If you're nervous about an upcoming video interview, follow the advice below to maximise your chances of making the second round!
Before your video job interview, you must…
Choose the right location (with the right background)
That is, an indoor place like your home that is quiet, has good lighting, and can remain free from distractions in terms of pets, siblings, partners, etc. You also want ensure you have have adequate access to power points and a strong Wi-Fi signal.
Pick your clothing
Stay away from flashy patterns that often don’t translate well on video. Above all, dress as you would for any face-to-face interview, that is, tailored shirts, blazers, ties, and pants for men, and blouses, jackets, and skirts or pants for women.
It’s almost standard practice that near the end of a job interview, your interviewer(s) will give you the chance to ask any questions that may not have already been answered during the interview.
It’s key to always have a few prepared. There are hundreds of suggestions online, and these are some of our favourites. You could use a few of these, if relevant, of course:
- Could you describe a typical day in this position?
- Is this a new or existing position?
- What are the prospects for growth in this position?
- What is the most difficult or challenging part of this position?
- If I were offered a position, how soon would you like me to begin?
- What is the best part about working at this company?
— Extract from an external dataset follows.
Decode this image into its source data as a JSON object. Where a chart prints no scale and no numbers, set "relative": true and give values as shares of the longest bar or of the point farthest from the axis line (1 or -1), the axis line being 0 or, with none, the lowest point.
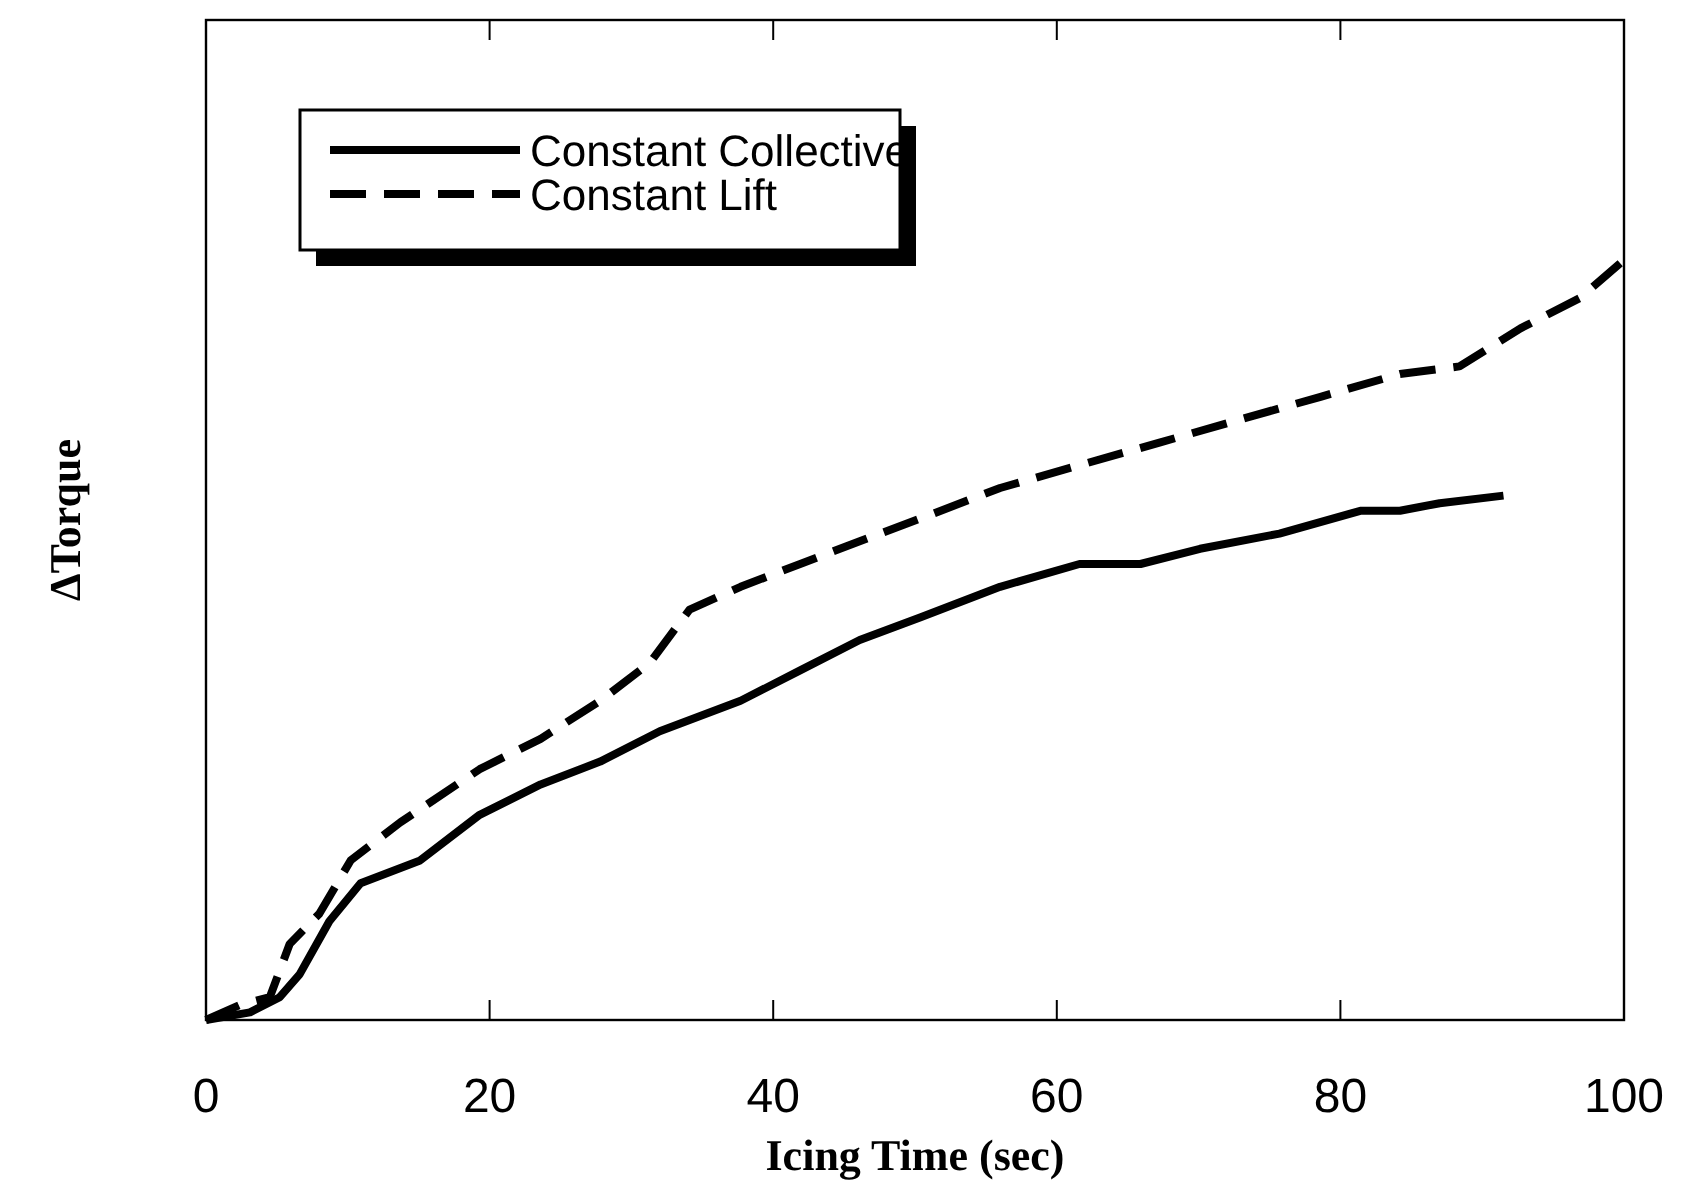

- Do you want a list of references?
- What is the next step?
Remember, some of these might already get answered during the interview, so make sure you don’t ask them again.
And what should you never do?
Talk negatively about your previous (or current) boss, or ask about money and holidays (until it has been brought up by your interviewer).
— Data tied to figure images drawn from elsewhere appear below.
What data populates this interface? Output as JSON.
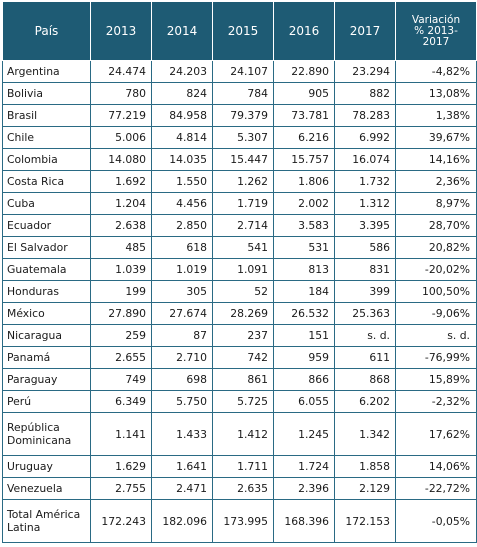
{
  "table": {
    "headers": {
      "country": "País",
      "years": [
        "2013",
        "2014",
        "2015",
        "2016",
        "2017"
      ],
      "variation_line1": "Variación",
      "variation_line2": "% 2013-",
      "variation_line3": "2017"
    },
    "rows": [
      {
        "country": "Argentina",
        "values": [
          "24.474",
          "24.203",
          "24.107",
          "22.890",
          "23.294"
        ],
        "variation": "-4,82%"
      },
      {
        "country": "Bolivia",
        "values": [
          "780",
          "824",
          "784",
          "905",
          "882"
        ],
        "variation": "13,08%"
      },
      {
        "country": "Brasil",
        "values": [
          "77.219",
          "84.958",
          "79.379",
          "73.781",
          "78.283"
        ],
        "variation": "1,38%"
      },
      {
        "country": "Chile",
        "values": [
          "5.006",
          "4.814",
          "5.307",
          "6.216",
          "6.992"
        ],
        "variation": "39,67%"
      },
      {
        "country": "Colombia",
        "values": [
          "14.080",
          "14.035",
          "15.447",
          "15.757",
          "16.074"
        ],
        "variation": "14,16%"
      },
      {
        "country": "Costa Rica",
        "values": [
          "1.692",
          "1.550",
          "1.262",
          "1.806",
          "1.732"
        ],
        "variation": "2,36%"
      },
      {
        "country": "Cuba",
        "values": [
          "1.204",
          "4.456",
          "1.719",
          "2.002",
          "1.312"
        ],
        "variation": "8,97%"
      },
      {
        "country": "Ecuador",
        "values": [
          "2.638",
          "2.850",
          "2.714",
          "3.583",
          "3.395"
        ],
        "variation": "28,70%"
      },
      {
        "country": "El Salvador",
        "values": [
          "485",
          "618",
          "541",
          "531",
          "586"
        ],
        "variation": "20,82%"
      },
      {
        "country": "Guatemala",
        "values": [
          "1.039",
          "1.019",
          "1.091",
          "813",
          "831"
        ],
        "variation": "-20,02%"
      },
      {
        "country": "Honduras",
        "values": [
          "199",
          "305",
          "52",
          "184",
          "399"
        ],
        "variation": "100,50%"
      },
      {
        "country": "México",
        "values": [
          "27.890",
          "27.674",
          "28.269",
          "26.532",
          "25.363"
        ],
        "variation": "-9,06%"
      },
      {
        "country": "Nicaragua",
        "values": [
          "259",
          "87",
          "237",
          "151",
          "s. d."
        ],
        "variation": "s. d."
      },
      {
        "country": "Panamá",
        "values": [
          "2.655",
          "2.710",
          "742",
          "959",
          "611"
        ],
        "variation": "-76,99%"
      },
      {
        "country": "Paraguay",
        "values": [
          "749",
          "698",
          "861",
          "866",
          "868"
        ],
        "variation": "15,89%"
      },
      {
        "country": "Perú",
        "values": [
          "6.349",
          "5.750",
          "5.725",
          "6.055",
          "6.202"
        ],
        "variation": "-2,32%"
      },
      {
        "country": "República Dominicana",
        "values": [
          "1.141",
          "1.433",
          "1.412",
          "1.245",
          "1.342"
        ],
        "variation": "17,62%"
      },
      {
        "country": "Uruguay",
        "values": [
          "1.629",
          "1.641",
          "1.711",
          "1.724",
          "1.858"
        ],
        "variation": "14,06%"
      },
      {
        "country": "Venezuela",
        "values": [
          "2.755",
          "2.471",
          "2.635",
          "2.396",
          "2.129"
        ],
        "variation": "-22,72%"
      },
      {
        "country": "Total América Latina",
        "values": [
          "172.243",
          "182.096",
          "173.995",
          "168.396",
          "172.153"
        ],
        "variation": "-0,05%"
      }
    ]
  }
}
Test your sound and video…
Possibly one of the most important factors of your video interview! Pretend you are starting the interview from scratch, check the lighting in the room (if your seated in front of a window the glare will wash you out!), remove anything unsightly from your background, and record yourself on camera to gage the sound and video quality.
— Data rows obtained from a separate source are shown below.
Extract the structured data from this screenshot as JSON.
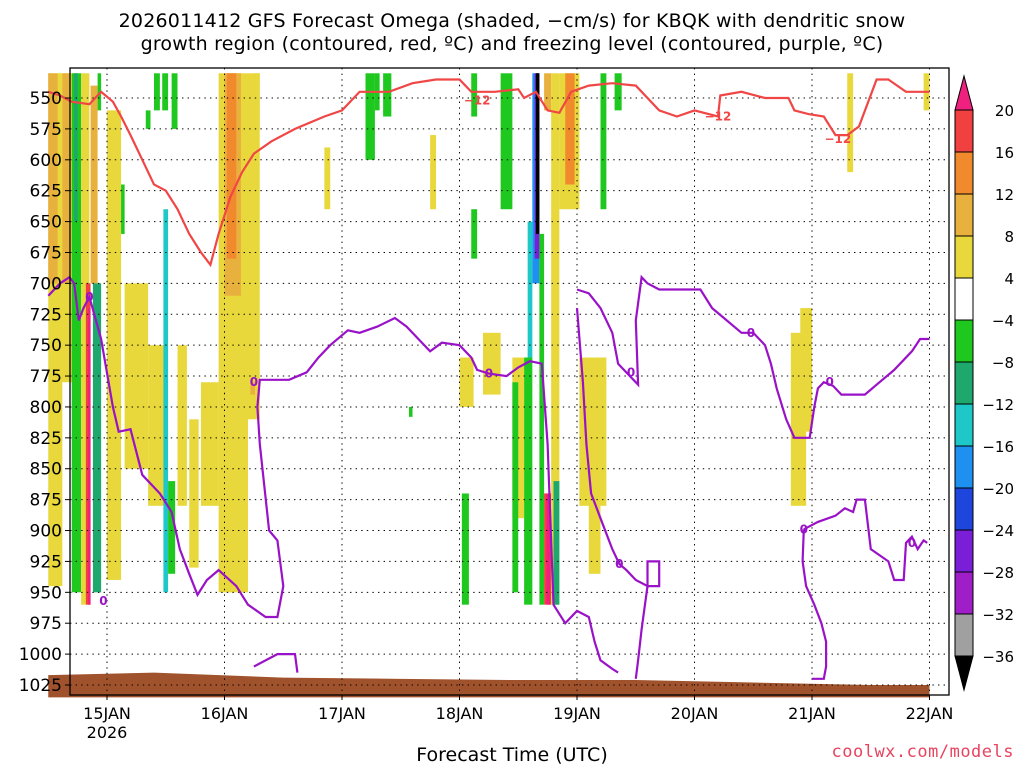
{
  "title_line1": "2026011412 GFS Forecast Omega (shaded, −cm/s) for KBQK with dendritic snow",
  "title_line2": "growth region (contoured, red, ºC) and freezing level (contoured, purple, ºC)",
  "chart_data": {
    "type": "time-height contour plot",
    "xlabel": "Forecast Time (UTC)",
    "x_ticks": [
      "15JAN",
      "16JAN",
      "17JAN",
      "18JAN",
      "19JAN",
      "20JAN",
      "21JAN",
      "22JAN"
    ],
    "x_sublabel": "2026",
    "x_range_days": [
      14.5,
      22.0
    ],
    "y_ticks": [
      550,
      575,
      600,
      625,
      650,
      675,
      700,
      725,
      750,
      775,
      800,
      825,
      850,
      875,
      900,
      925,
      950,
      975,
      1000,
      1025
    ],
    "y_range_hpa": [
      530,
      1035
    ],
    "y_inverted": true,
    "grid": "dotted",
    "colorbar": {
      "labels": [
        "20",
        "16",
        "12",
        "8",
        "4",
        "−4",
        "−8",
        "−12",
        "−16",
        "−20",
        "−24",
        "−28",
        "−32",
        "−36"
      ],
      "colors": [
        "#f0207e",
        "#f04040",
        "#f08a2c",
        "#e8b03c",
        "#e8d83c",
        "#ffffff",
        "#1ec81e",
        "#1ea86e",
        "#1ec8c8",
        "#1e90f0",
        "#1e46dc",
        "#7a1ed8",
        "#a01ec8",
        "#a0a0a0",
        "#000000"
      ]
    },
    "contours": [
      {
        "name": "dendritic snow growth region (-12)",
        "color": "#f04646",
        "labels": [
          "−12",
          "−12",
          "−12"
        ],
        "label_points": [
          [
            18.15,
            552
          ],
          [
            20.2,
            565
          ],
          [
            21.22,
            583
          ]
        ],
        "points": [
          [
            14.5,
            545
          ],
          [
            14.6,
            548
          ],
          [
            14.7,
            553
          ],
          [
            14.85,
            555
          ],
          [
            14.95,
            545
          ],
          [
            15.05,
            553
          ],
          [
            15.12,
            565
          ],
          [
            15.2,
            580
          ],
          [
            15.3,
            600
          ],
          [
            15.4,
            620
          ],
          [
            15.5,
            625
          ],
          [
            15.6,
            640
          ],
          [
            15.7,
            660
          ],
          [
            15.8,
            675
          ],
          [
            15.88,
            685
          ],
          [
            15.95,
            660
          ],
          [
            16.05,
            630
          ],
          [
            16.15,
            610
          ],
          [
            16.25,
            595
          ],
          [
            16.4,
            585
          ],
          [
            16.6,
            575
          ],
          [
            16.85,
            565
          ],
          [
            17.0,
            560
          ],
          [
            17.15,
            545
          ],
          [
            17.4,
            545
          ],
          [
            17.6,
            538
          ],
          [
            17.8,
            535
          ],
          [
            18.0,
            535
          ],
          [
            18.1,
            545
          ],
          [
            18.3,
            545
          ],
          [
            18.5,
            543
          ],
          [
            18.55,
            550
          ],
          [
            18.65,
            545
          ],
          [
            18.75,
            560
          ],
          [
            18.85,
            562
          ],
          [
            18.95,
            545
          ],
          [
            19.1,
            540
          ],
          [
            19.3,
            538
          ],
          [
            19.5,
            540
          ],
          [
            19.7,
            560
          ],
          [
            19.85,
            565
          ],
          [
            20.0,
            560
          ],
          [
            20.2,
            565
          ],
          [
            20.22,
            548
          ],
          [
            20.4,
            545
          ],
          [
            20.6,
            550
          ],
          [
            20.8,
            550
          ],
          [
            20.85,
            560
          ],
          [
            20.97,
            563
          ],
          [
            21.1,
            565
          ],
          [
            21.2,
            580
          ],
          [
            21.3,
            580
          ],
          [
            21.4,
            573
          ],
          [
            21.55,
            535
          ],
          [
            21.65,
            535
          ],
          [
            21.8,
            545
          ],
          [
            21.97,
            545
          ],
          [
            22.0,
            545
          ]
        ]
      },
      {
        "name": "freezing level (0)",
        "color": "#9a12c8",
        "labels": [
          "0",
          "0",
          "0",
          "0",
          "0",
          "0",
          "0",
          "0",
          "0",
          "0"
        ],
        "label_points": [
          [
            14.85,
            711
          ],
          [
            14.97,
            957
          ],
          [
            16.25,
            780
          ],
          [
            18.25,
            773
          ],
          [
            19.36,
            927
          ],
          [
            19.46,
            772
          ],
          [
            20.48,
            740
          ],
          [
            21.15,
            780
          ],
          [
            20.93,
            899
          ],
          [
            21.85,
            910
          ]
        ],
        "points": [
          [
            14.5,
            710
          ],
          [
            14.6,
            700
          ],
          [
            14.68,
            695
          ],
          [
            14.72,
            700
          ],
          [
            14.76,
            730
          ],
          [
            14.8,
            720
          ],
          [
            14.85,
            711
          ],
          [
            14.95,
            745
          ],
          [
            15.05,
            800
          ],
          [
            15.1,
            820
          ],
          [
            15.2,
            818
          ],
          [
            15.3,
            855
          ],
          [
            15.45,
            870
          ],
          [
            15.55,
            885
          ],
          [
            15.62,
            915
          ],
          [
            15.7,
            935
          ],
          [
            15.77,
            952
          ],
          [
            15.85,
            940
          ],
          [
            15.95,
            932
          ],
          [
            16.1,
            945
          ],
          [
            16.2,
            960
          ],
          [
            16.35,
            970
          ],
          [
            16.45,
            970
          ],
          [
            16.5,
            945
          ],
          [
            16.45,
            908
          ],
          [
            16.38,
            900
          ],
          [
            16.3,
            830
          ],
          [
            16.28,
            800
          ],
          [
            16.3,
            778
          ],
          [
            16.45,
            778
          ],
          [
            16.55,
            778
          ],
          [
            16.7,
            772
          ],
          [
            16.8,
            760
          ],
          [
            16.9,
            750
          ],
          [
            17.05,
            738
          ],
          [
            17.15,
            740
          ],
          [
            17.3,
            735
          ],
          [
            17.45,
            728
          ],
          [
            17.55,
            735
          ],
          [
            17.65,
            745
          ],
          [
            17.75,
            755
          ],
          [
            17.85,
            748
          ],
          [
            18.0,
            750
          ],
          [
            18.1,
            760
          ],
          [
            18.15,
            770
          ],
          [
            18.25,
            773
          ],
          [
            18.4,
            775
          ],
          [
            18.5,
            768
          ],
          [
            18.6,
            763
          ],
          [
            18.7,
            765
          ],
          [
            18.75,
            830
          ],
          [
            18.8,
            960
          ],
          [
            18.9,
            975
          ],
          [
            19.0,
            965
          ],
          [
            19.1,
            970
          ],
          [
            19.15,
            990
          ],
          [
            19.2,
            1005
          ],
          [
            19.3,
            1012
          ],
          [
            19.35,
            1015
          ]
        ]
      }
    ],
    "shading_regions": [
      {
        "name": "terrain",
        "value": "surface",
        "color": "#a0522d"
      },
      {
        "name": "rising motion",
        "value_range": [
          4,
          20
        ],
        "colors": [
          "#e8d83c",
          "#e8b03c",
          "#f08a2c",
          "#f04040"
        ]
      },
      {
        "name": "sinking motion",
        "value_range": [
          -36,
          -4
        ],
        "colors": [
          "#1ec81e",
          "#1ea86e",
          "#1ec8c8",
          "#1e90f0",
          "#7a1ed8",
          "#000000"
        ]
      }
    ]
  },
  "credit": "coolwx.com/models"
}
… but still prepare for a problem
So you have tested your sound and had a couple of test runs… everything seems to be running smoothly! Great.
However, you can never tell when there’s going to be a fault or error, even beyond your control. Perhaps the Wi-Fi signal becomes weak, or there is an unexpected power outage.
Ensure your interviewers have your mobile phone number and that your phone is charged and accessible, and ready to use in the event that there is a problem of any sort during the video conference.
Particularly if you’re participating in an interview with people located in a different timezone.
Turn off or mute any gadgets or technology that could disrupt your interview
That includes, of course, your mobile phone, but also computer notifications, your landline telephone and your smartwatch.
During your online interview, you may like to…
Record the session
Record your interview if you can (and of course, with permission). This is a great way to assess your performance post-interview, and to make notes or give yourself feedback for next time.
Many people do not like to watch themselves on camera, but post-assessment will help you identify of you are speaking to fast, if you’re fidgeting too much, or if you’re making poor eye contact.
Pause for a moment and have a breath before you speak
This will help you relax, ensure you speak slowly and clearly, and it also ensures your interviewer has, in fact, stopped speaking before you respond.
Have a notepad and pen ready to jot down notes when you need to. This is also where you can list your questions, and make a mark next to those that happen to be answered during the interview (so you don’t ask them again!)
After your video interview, you should…
Send a follow-up / thank you email
There are so many things you can address in such a letter, but keep it brief – you don't want to repeat your resumé.
The key factor is to add something personalised about the interview, such as the specific job title, your qualities, and how they will coincide well. This helps ensure the message doesn’t feel like a generic email that you send to everyone after every interview.
There are thousands of sample letters online, some of which you can find here.
Evaluate your own performance
Take notes of what worked and what didn’t, questions that tripped you up. This will teach you more about your strengths and weaknesses.
It can be quite confronting to have to watch and assess yourself during an interview, but it can only help better prepare you for the future.
Now get out there and nail that video job interview. Good luck!